Observation data Epoch J2000 Equinox J2000
- Constellation: Cassiopeia
- Right ascension: 00^{h} 25^{m} 23.59578^{s}
- Declination: +64° 08′ 02.0297″
- Apparent magnitude (V): 18.71

Characteristics
- Evolutionary stage: subgiant
- Spectral type: G0/1 IV

Astrometry
- Radial velocity (R_{v}): −79.22 km/s
- Proper motion (μ): RA: −2.50 mas/yr Dec.: −4.22 mas/yr
- Parallax (π): 0.5189±0.0993 mas
- Distance: approx. 6,000 ly (approx. 1,900 pc)

Details
- Mass: 1.0 M_{☉}
- Radius: 1.32–2.63 R_{☉}
- Luminosity: 1.9–7.6 L_{☉}
- Surface gravity (log g): 4.0 cgs
- Temperature: 6,025 K
- Metallicity: −0.13
- Rotational velocity (v sin i): < 6 km/s
- Age: 5.7 Gyr
- Other designations: Tycho G, 2MASS J00252358+6408019

Database references
- SIMBAD: data

= Tycho G =

Star in the constellation Cassiopeia

Tycho G has been proposed as the surviving binary companion star of the SN 1572 supernova event. The star is located about 6500±1300 light-years away in the constellation Cassiopeia. It is a subgiant, similar to the Sun in temperature, but more evolved and luminous.

==Origin of the name==
The supernova SN 1572 is often called "Tycho's supernova", named after Tycho Brahe who observed the "new star" in 1572. The postfix "G" originates from the candidate companion stars considered in a 2004 study, labelled Tycho A to Tycho V.

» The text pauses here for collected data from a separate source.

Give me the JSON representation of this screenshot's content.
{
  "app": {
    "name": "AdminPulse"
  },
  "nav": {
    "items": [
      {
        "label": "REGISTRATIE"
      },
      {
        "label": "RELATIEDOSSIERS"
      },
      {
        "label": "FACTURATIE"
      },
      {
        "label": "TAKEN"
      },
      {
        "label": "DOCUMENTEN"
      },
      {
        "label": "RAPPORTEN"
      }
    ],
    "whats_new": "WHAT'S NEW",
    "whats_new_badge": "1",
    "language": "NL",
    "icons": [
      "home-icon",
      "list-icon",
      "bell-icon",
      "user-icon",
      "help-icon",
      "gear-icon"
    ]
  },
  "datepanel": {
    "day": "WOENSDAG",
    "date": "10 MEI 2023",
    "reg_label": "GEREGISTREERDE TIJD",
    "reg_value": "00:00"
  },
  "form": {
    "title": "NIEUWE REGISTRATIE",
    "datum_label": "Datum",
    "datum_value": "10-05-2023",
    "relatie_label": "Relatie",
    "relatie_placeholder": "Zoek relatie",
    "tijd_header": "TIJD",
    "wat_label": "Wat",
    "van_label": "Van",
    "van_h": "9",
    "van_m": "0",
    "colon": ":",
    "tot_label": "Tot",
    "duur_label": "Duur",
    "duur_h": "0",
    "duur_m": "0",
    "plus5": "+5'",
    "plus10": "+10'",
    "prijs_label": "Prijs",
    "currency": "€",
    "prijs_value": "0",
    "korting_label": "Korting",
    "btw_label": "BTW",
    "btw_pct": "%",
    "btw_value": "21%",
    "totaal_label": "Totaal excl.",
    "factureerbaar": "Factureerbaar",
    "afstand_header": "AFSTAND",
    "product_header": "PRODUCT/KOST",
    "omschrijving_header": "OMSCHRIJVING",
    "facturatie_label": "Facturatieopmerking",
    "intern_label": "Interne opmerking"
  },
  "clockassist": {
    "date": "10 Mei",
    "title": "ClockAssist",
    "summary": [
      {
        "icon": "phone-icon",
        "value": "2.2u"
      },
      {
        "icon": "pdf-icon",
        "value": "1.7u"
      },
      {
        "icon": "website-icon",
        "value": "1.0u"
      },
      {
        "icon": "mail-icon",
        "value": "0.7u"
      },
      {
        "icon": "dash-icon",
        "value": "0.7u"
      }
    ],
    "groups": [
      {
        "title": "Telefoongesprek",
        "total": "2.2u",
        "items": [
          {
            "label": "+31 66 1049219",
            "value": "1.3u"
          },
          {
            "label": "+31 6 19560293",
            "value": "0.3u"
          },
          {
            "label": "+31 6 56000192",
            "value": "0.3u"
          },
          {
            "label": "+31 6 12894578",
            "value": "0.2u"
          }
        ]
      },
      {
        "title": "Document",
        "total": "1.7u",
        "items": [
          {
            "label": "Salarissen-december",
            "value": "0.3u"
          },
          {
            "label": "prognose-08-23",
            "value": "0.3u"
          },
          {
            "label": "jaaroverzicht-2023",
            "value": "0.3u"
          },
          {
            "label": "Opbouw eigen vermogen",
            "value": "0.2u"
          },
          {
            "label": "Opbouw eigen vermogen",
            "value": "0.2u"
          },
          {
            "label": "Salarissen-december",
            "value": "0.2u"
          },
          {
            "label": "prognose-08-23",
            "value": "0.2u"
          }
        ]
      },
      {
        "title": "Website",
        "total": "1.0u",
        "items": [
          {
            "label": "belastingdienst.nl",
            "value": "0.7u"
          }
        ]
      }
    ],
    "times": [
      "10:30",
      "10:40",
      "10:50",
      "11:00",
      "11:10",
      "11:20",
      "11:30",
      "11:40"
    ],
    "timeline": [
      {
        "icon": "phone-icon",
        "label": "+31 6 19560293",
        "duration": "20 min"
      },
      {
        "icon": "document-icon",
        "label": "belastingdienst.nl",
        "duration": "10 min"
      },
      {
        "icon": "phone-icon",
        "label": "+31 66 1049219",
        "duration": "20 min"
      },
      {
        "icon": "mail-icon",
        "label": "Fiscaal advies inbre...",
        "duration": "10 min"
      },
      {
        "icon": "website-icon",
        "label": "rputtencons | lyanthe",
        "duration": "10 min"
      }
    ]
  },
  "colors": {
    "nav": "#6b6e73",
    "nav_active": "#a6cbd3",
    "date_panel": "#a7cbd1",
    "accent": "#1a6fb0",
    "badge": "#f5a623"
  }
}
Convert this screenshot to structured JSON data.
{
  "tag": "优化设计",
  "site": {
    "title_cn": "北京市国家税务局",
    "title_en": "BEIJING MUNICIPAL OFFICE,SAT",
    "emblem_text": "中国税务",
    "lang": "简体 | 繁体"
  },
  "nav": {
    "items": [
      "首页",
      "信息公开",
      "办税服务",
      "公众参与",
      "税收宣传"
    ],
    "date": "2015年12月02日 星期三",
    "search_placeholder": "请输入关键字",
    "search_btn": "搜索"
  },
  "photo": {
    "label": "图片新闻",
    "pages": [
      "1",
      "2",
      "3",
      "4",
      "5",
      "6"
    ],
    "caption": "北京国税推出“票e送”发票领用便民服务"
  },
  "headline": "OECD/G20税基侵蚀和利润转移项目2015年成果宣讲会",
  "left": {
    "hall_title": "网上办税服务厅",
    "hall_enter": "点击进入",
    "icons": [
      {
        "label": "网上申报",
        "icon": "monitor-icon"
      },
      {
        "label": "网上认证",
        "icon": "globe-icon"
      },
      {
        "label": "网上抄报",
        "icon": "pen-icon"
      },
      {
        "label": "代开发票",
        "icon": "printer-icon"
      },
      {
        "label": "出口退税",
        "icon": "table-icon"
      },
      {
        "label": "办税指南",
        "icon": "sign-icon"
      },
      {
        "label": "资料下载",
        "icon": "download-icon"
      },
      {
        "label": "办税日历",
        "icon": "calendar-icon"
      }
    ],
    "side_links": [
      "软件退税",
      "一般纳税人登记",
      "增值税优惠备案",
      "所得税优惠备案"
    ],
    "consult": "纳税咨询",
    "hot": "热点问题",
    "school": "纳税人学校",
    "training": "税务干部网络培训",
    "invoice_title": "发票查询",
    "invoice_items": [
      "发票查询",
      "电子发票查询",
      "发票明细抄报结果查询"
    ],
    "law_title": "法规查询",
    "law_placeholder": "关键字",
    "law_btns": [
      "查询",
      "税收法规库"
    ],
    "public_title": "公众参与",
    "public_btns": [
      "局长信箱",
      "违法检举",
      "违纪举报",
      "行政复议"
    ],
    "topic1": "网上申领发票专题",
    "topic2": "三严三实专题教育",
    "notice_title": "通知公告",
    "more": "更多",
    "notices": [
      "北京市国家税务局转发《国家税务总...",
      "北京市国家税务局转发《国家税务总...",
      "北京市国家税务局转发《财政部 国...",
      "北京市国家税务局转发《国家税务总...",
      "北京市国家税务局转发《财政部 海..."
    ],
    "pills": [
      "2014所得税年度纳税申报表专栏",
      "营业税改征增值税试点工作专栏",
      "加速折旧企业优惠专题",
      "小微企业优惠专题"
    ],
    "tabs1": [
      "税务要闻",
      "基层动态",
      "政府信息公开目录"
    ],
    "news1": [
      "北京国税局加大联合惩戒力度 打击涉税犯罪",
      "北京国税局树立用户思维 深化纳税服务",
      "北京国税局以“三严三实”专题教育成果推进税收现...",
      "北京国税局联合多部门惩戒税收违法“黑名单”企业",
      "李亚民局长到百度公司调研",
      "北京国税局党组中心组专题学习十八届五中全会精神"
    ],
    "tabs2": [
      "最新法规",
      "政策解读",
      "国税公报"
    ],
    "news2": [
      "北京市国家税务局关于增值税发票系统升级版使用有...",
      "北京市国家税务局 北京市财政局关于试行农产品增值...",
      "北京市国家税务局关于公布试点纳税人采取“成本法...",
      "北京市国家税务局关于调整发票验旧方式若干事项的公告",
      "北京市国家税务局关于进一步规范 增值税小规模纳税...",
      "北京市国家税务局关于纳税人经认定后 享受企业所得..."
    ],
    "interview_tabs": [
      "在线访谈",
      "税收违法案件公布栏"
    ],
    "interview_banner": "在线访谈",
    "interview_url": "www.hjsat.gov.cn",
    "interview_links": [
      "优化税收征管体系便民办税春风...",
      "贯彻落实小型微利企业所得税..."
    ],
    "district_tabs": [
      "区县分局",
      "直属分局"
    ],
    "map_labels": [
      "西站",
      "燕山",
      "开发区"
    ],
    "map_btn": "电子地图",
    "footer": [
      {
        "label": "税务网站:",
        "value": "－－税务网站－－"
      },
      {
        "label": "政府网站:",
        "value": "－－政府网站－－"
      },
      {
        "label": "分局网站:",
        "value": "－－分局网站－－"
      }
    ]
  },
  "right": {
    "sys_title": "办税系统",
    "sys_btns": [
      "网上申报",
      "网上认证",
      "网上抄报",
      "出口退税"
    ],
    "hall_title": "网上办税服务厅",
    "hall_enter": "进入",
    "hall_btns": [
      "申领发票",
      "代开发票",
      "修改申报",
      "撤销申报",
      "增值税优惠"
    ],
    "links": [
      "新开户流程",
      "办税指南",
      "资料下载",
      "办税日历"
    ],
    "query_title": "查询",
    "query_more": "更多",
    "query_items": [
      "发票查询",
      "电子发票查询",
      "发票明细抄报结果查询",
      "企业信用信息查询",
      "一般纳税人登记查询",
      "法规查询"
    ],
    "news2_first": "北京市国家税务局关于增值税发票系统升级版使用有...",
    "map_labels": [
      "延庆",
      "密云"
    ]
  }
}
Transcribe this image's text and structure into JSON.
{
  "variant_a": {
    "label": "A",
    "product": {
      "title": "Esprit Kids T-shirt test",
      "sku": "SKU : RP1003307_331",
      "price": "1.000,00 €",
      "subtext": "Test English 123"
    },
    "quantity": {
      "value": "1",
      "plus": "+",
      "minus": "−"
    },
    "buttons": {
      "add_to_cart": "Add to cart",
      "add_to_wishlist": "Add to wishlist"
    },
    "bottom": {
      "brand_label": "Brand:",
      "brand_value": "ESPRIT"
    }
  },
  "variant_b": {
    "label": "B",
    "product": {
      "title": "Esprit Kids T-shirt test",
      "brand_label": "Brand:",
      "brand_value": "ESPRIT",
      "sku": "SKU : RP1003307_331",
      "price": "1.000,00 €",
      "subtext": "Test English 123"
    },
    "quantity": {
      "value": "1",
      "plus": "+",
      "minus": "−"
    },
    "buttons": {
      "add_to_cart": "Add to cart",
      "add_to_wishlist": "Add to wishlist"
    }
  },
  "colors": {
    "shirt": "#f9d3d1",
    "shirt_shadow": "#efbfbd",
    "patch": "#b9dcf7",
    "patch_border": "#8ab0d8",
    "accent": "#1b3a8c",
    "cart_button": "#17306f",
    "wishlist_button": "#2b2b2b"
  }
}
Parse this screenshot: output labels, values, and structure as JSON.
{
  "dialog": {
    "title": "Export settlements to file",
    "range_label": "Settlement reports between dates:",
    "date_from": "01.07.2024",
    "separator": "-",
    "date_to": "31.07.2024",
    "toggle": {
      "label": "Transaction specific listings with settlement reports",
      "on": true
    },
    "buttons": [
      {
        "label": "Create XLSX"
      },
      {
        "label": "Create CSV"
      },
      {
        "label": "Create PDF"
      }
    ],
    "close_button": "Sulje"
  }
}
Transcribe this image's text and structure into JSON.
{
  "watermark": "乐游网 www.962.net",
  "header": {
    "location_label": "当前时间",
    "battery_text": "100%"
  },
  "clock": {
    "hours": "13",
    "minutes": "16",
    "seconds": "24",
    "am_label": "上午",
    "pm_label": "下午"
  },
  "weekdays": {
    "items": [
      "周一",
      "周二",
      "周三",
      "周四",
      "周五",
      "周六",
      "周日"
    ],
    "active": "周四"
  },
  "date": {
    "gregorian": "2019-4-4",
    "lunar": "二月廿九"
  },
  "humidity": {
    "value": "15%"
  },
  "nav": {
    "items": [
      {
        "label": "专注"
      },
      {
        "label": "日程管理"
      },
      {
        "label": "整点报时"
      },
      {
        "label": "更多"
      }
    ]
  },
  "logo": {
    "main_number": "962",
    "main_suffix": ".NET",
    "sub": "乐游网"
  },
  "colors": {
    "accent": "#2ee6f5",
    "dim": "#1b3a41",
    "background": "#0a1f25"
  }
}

==Evidence for companion hypothesis==
Tycho G is travelling away from us at nearly 80 km/s, much faster than the mean velocity of other stars in its stellar neighbourhood. It matches the properties of some models for the pre-supernova star system, although other studies exclude it.